Identity security breach
In some cases, it may be necessary to lock out one or more identities from using any type of system connected to Omada Identity, typically in the case of a security breach or other system irregularities.
Omada Identity provides the emergency lockout feature to handle such types of incidents. External systems such as SIEM, UEBA (User and Entity Behavior Analytics), or Threat Analytics platforms can integrate with Omada Identity via the OData REST API as part of an incident response process.
Identity Security Breach covers the Suspend or reactivate access process.
Suspend or reactivate access
Suspending access to an identity can happen for many reasons such as cybercrime or a similar event. However, in case of a false alarm it's important for a user to have their access rights reactivated by revoking the lockout.
Emergency lockout
The Emergency lockout feature is implemented as a built-in workflow in Omada Identity.
External systems can integrate with Omada Identity in support of incident response scenarios, but workflow execution is not initiated directly through the OData REST API. Instead, OData is used for data-centric integration, such as creating or updating data objects that may trigger customer-defined processes.
For details, see section Initiating lockout from external systems.
The goal of the emergency lockout is to lock an identity, disabling all assignments.
In case of cybercrime suspicion or similar criminal events, it might be necessary for a manager, Operation Administrator, or Compliance/Security to be able to set an identity to locked. When this happens, RoPE calculation as well as deprovisioning tasks are handled with priority.
As a result of the lockout, all assignments are disabled, however, they can be restored.
Process flow
A suspicion of cybercrime by an identity requires immediate action.
- In the case of an emergency or breach, a manager, Operation Administrator, or Compliance/Security can start the process by using the appropriate menu item in Omada Identity.
- A manager can block their managed identities and give a reason.
- Operation Administrators can block all identities and give a reason.
- An identity is set to locked, while accounts and assignment are set to disabled.
- An identity is calculated, and provisioning is started.
- When an identity has the locked status, the status cannot be overwritten by any external interface.
- Only users who are members of the Operation Administrators group have permissions to overwrite the identity with the locked status.
- Ensure that the company/organization has a formal written policy for the Emergency lockout process.
- The My lockout and revocations view contains an entry for each lockout and revocation that the active user has made. The Type column displays either Lockout or Revocation depending on the type of process that the user has run for that specific identity.
Revoke emergency lockout
The goal of revoking emergency lockout is to reactivate identities that have been previously locked out due to an emergency.
- Only Operation Administrators can reactivate all locked identities.
- Managers can only reactivate identities managed by them.

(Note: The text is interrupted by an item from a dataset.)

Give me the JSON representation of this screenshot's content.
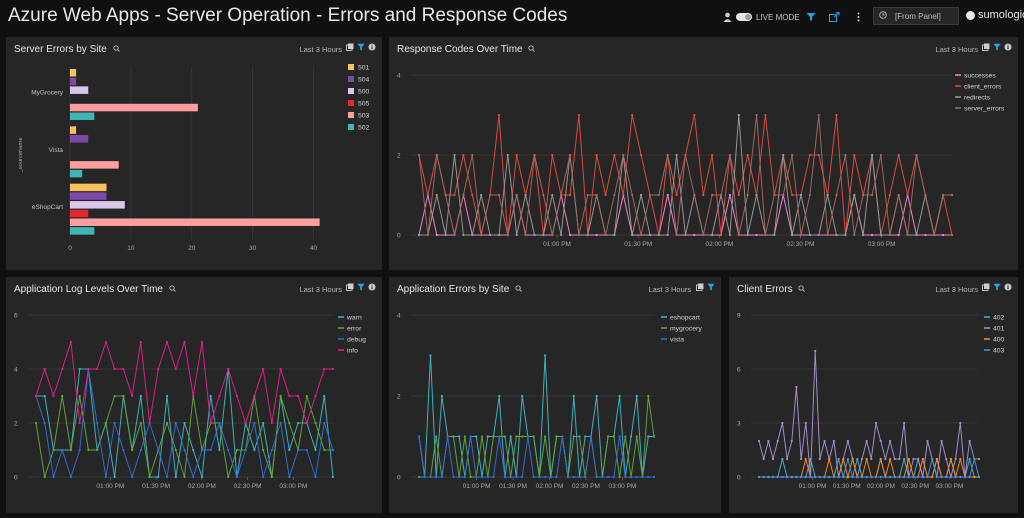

When the revocation is performed, the existing access rights are reinstated in the target systems. As a result of revoking the lockout, all assignments are enabled.
Process flow
The following actions take place when a cybercrime suspicion has not been confirmed.
- A manager or Operation Administrator starts the process in Omada Identity.
- A manager can unblock their managed identities, and give a reason.
- Operation Administrators can unblock all identities, and give a reason.
- Identity, accounts, and assignments are set to Active.
- Identity is calculated and provisioning is started.
- Ensure that the company/organization has a formal written policy for this process.
- The My lockout and revocations view contains an entry for each lockout and revocation that the active user has made. The Type column displays either Lockout or Revocation depending on the type of process that the user has run for that specific identity.
Incident Response
External systems such as SIEM, UEBA, or Threat Analytics platforms can integrate with Omada Identity through the OData REST API as part of an incident response process.
The OData REST API supports integration with external incident response systems by enabling the exchange of incident and identity-related data with Omada Identity. This data can be used as input to customer-defined workflows in Omada Identity to execute emergency lockout or revocation actions in accordance with organizational security and audit requirements.
For organizations using Microsoft Entra ID Identity Protection, Omada Identity also supports integration through the Identity Risk Subscription, allowing identity risk signals to be consumed as part of automated or semi-automated incident response processes. For details, see Identity Risk Subscription with Microsoft Entra ID Identity Protection.
Initiating lockout from external systems
When integrating external incident response systems with Omada Identity, the following patterns can be used:
-
Direct identity status update
External systems can update an identity’s status to Locked via the OData REST API. This approach is immediate but bypasses the dedicated Emergency lockout workflow and its associated process-level audit trail.This approach should be used with caution in environments with strict compliance or audit requirements.
-
Custom trigger object and process (recommended)
External systems create or update a dedicated trigger data object via OData (for example, containing incident ID, source system, severity, and context). A customer-defined workflow in Omada Identity can then react to this trigger and execute a lockout or revocation process with full auditability.
The appropriate approach depends on organizational security policies, audit requirements, and process design.
Only lockouts and revocations performed through the built-in workflows appear in the My lockout and revocations view.
Direct identity status changes performed via OData do not create entries in this view.